Return of the mosquito

The AIDS epidemic, which infected an estimated 20%of Uganda’s population a decade ago, seems to be under control.

But the population of Uganda is now being haunted by anther plague--malaria.
"Today up to 40% of the country’s outpatient care goes to people who are infected by malaria, according to the Washington Monthly. "The bottom line is that last year 80,000 people in Uganda died of malaria--half of them children under the age of five."

Jim Muhwezi, Uganda’s Minister of Health, launched a new campaign against the epidemic using Dichloro-diphenyl-trichloroethane, or DDT. To Muhwezi, DDT--a pesticide widely proscribed in Europe and banned in the United States since 1972--was a cheap, effective weapon against malaria for a poor country with minimal public health resources, the publication states. "And in South Africa, the recent reintroduction of DDT spraying had reduced malaria rates by 75% over two years. ‘ Instead of sitting back and watching our people die of malaria and lose in economic terms,’ Muhwezi proclaimed ‘an all-out war against the disease must be waged.’

"Uganda is but one of many African countries suffering from malaria epidemics. Africa already accounts for 90% of the 2 million deaths and 300 million infections around the world each year, and it costs the continent 1.3% in annual growth per year, according to the economist Jeffrey Sachs.

"Mosquitoes are increasingly resistant to the main insecticide put into use to replace DDT; and the parasite that causes the disease, has, in recent years, become increasingly resistant to the cheapest and most common medical treatment, a drug called chloroquine.

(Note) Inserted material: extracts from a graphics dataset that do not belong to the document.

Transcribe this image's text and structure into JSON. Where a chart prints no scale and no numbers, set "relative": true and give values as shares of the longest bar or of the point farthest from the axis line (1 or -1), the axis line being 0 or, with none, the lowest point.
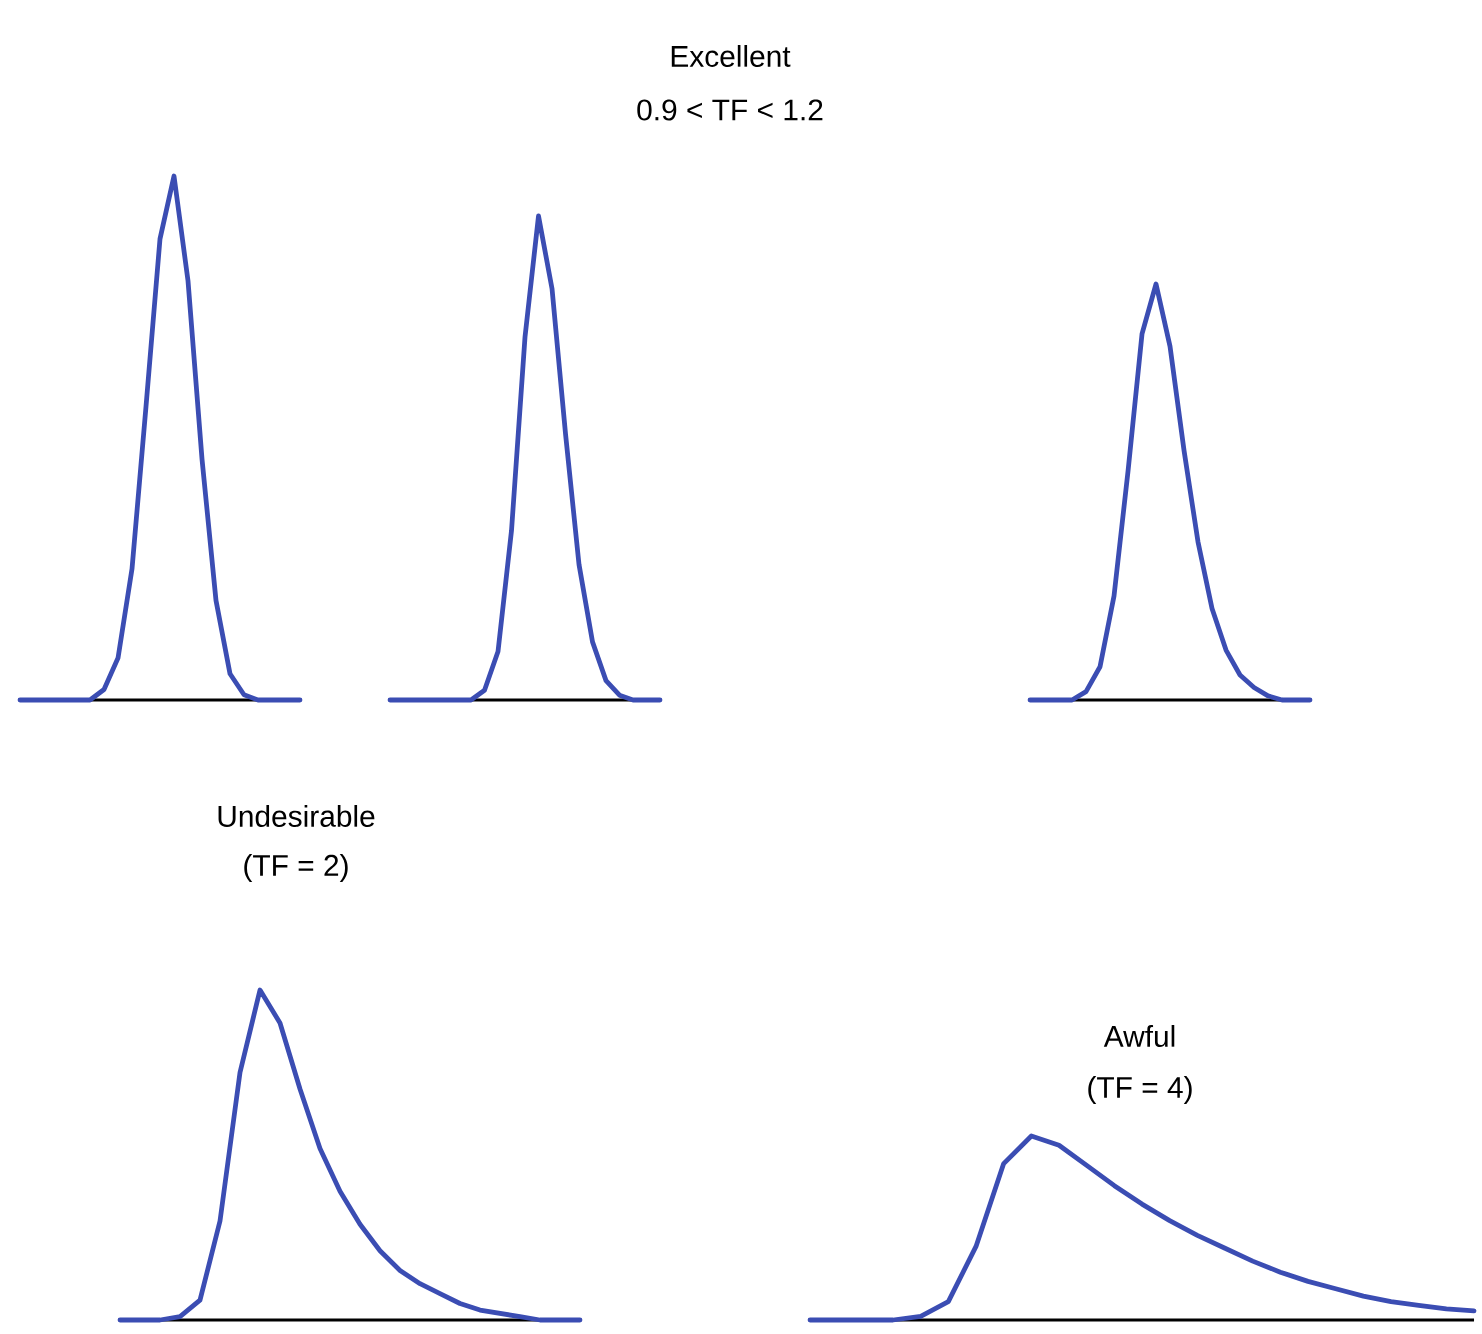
{
  "chart_data": [
    {
      "type": "line",
      "relative": true,
      "categories": [
        null,
        null,
        null,
        null,
        null,
        null,
        null,
        null,
        null,
        null,
        null,
        null,
        null,
        null,
        null,
        null,
        null,
        null,
        null,
        null,
        null
      ],
      "color": "#3b4db3",
      "values": [
        0,
        0,
        0,
        0,
        0,
        0,
        0.02,
        0.08,
        0.25,
        0.56,
        0.88,
        1,
        0.8,
        0.46,
        0.19,
        0.05,
        0.01,
        0,
        0,
        0,
        0
      ]
    },
    {
      "type": "line",
      "relative": true,
      "title": "Excellent",
      "subtitle": "0.9 < TF < 1.2",
      "categories": [
        null,
        null,
        null,
        null,
        null,
        null,
        null,
        null,
        null,
        null,
        null,
        null,
        null,
        null,
        null,
        null,
        null,
        null,
        null,
        null,
        null
      ],
      "color": "#3b4db3",
      "values": [
        0,
        0,
        0,
        0,
        0,
        0,
        0,
        0.02,
        0.1,
        0.35,
        0.75,
        1,
        0.85,
        0.55,
        0.28,
        0.12,
        0.04,
        0.01,
        0,
        0,
        0
      ]
    },
    {
      "type": "line",
      "relative": true,
      "categories": [
        null,
        null,
        null,
        null,
        null,
        null,
        null,
        null,
        null,
        null,
        null,
        null,
        null,
        null,
        null,
        null,
        null,
        null,
        null,
        null,
        null
      ],
      "color": "#3b4db3",
      "values": [
        0,
        0,
        0,
        0,
        0.02,
        0.08,
        0.25,
        0.55,
        0.88,
        1,
        0.85,
        0.6,
        0.38,
        0.22,
        0.12,
        0.06,
        0.03,
        0.01,
        0,
        0,
        0
      ]
    },
    {
      "type": "line",
      "relative": true,
      "title": "Undesirable",
      "subtitle": "(TF = 2)",
      "categories": [
        null,
        null,
        null,
        null,
        null,
        null,
        null,
        null,
        null,
        null,
        null,
        null,
        null,
        null,
        null,
        null,
        null,
        null,
        null,
        null,
        null,
        null,
        null,
        null
      ],
      "color": "#3b4db3",
      "values": [
        0,
        0,
        0,
        0.01,
        0.06,
        0.3,
        0.75,
        1,
        0.9,
        0.7,
        0.52,
        0.39,
        0.29,
        0.21,
        0.15,
        0.11,
        0.08,
        0.05,
        0.03,
        0.02,
        0.01,
        0,
        0,
        0
      ]
    },
    {
      "type": "line",
      "relative": true,
      "title": "Awful",
      "subtitle": "(TF = 4)",
      "categories": [
        null,
        null,
        null,
        null,
        null,
        null,
        null,
        null,
        null,
        null,
        null,
        null,
        null,
        null,
        null,
        null,
        null,
        null,
        null,
        null,
        null,
        null,
        null,
        null,
        null
      ],
      "color": "#3b4db3",
      "values": [
        0,
        0,
        0,
        0,
        0.02,
        0.1,
        0.4,
        0.85,
        1,
        0.95,
        0.84,
        0.73,
        0.63,
        0.54,
        0.46,
        0.39,
        0.32,
        0.26,
        0.21,
        0.17,
        0.13,
        0.1,
        0.08,
        0.06,
        0.05
      ]
    }
  ]
}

Yet most international aid agencies, development agencies, and lending institutions have moved away from funding spraying projects in general, and DDT use specifically. Without assistance, African governments cannot afford spraying programs, leaving them bereft of a safe, effective, and cheap defense. Which means that aid agencies and governments opposed to DDT may end up costing Africa millions of needless deaths.

"Over the years, mainstream scientific opinion has absolved DDT of many of its supposed sins. Indeed, the Stockholm Convention partially backfired because it brought to light a slew of studies and literature reviews, which contradicted the conventional wisdom of DDT. But when it comes to the kinds of uses once permitted in the United States and abroad, there’s simply no solid scientific evidence that exposure to DDT causes cancer or is otherwise harmful to human beings.

"Not a single study linking DDT exposure to human toxicity has ever been replicated."

What a contrast to rich provinces like Ontario, where the health ministry is contributing $7 million to help all its municipalities with their mosquito control efforts. That contribution comes with the provision that it will be up to local medical officers of health to decide how far they need to go in terms of larvicide and spray programs.

Pat Vanini, executive director of the Association of Municipalities of Ontario, predicted that if the West Nile threat spreads, "there could be 446 debates in 446 municipalities about larviciding and spraying.

Last year, West Nile virus killed 3 people in Ontario and was linked to the deaths of 14 others.